Detecting signed overflow in C/C++

c++ c undefined-behavior signed integer-overflow

34,383

Solution 1

Your approach with subtraction is correct and well-defined. A compiler cannot optimize it away.

Another correct approach, if you have a larger integer type available, is to perform the arithmetic in the larger type and then check that the result fits in the smaller type when converting it back

int sum(int a, int b)
{
    long long c;
    assert(LLONG_MAX>INT_MAX);
    c = (long long)a + b;
    if (c < INT_MIN || c > INT_MAX) abort();
    return c;
}

A good compiler should convert the entire addition and if statement into an int-sized addition and a single conditional jump-on-overflow and never actually perform the larger addition.

Edit: As Stephen pointed out, I'm having trouble getting a (not-so-good) compiler, gcc, to generate the sane asm.
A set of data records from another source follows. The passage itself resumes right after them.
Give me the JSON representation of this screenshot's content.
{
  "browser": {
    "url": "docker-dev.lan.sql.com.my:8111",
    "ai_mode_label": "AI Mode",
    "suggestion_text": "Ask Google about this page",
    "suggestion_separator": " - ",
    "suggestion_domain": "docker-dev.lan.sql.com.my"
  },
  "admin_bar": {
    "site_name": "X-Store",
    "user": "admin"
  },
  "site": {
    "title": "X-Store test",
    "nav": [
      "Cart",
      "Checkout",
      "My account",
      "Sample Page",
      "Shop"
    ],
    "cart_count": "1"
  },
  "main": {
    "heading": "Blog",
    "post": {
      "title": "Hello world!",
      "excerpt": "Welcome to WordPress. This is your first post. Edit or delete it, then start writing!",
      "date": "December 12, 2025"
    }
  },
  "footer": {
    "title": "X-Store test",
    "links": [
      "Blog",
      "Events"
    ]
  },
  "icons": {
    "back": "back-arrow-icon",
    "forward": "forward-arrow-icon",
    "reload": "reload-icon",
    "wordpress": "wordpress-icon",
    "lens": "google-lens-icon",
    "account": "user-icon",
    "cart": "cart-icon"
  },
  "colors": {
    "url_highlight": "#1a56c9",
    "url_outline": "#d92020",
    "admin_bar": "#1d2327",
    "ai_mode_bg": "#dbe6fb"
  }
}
The code it generates is not terribly slow, but certainly suboptimal. If anyone knows variants on this code that will get gcc to do the right thing, I'd love to see them.

Solution 2

No, your 2nd code isn't correct, but you are close: if you set

int half = INT_MAX/2;
int half1 = half + 1;

the result of an addition is INT_MAX. (INT_MAX is always an odd number). So this is valid input. But in your routine you will have INT_MAX - half == half1 and you would abort. A false positive.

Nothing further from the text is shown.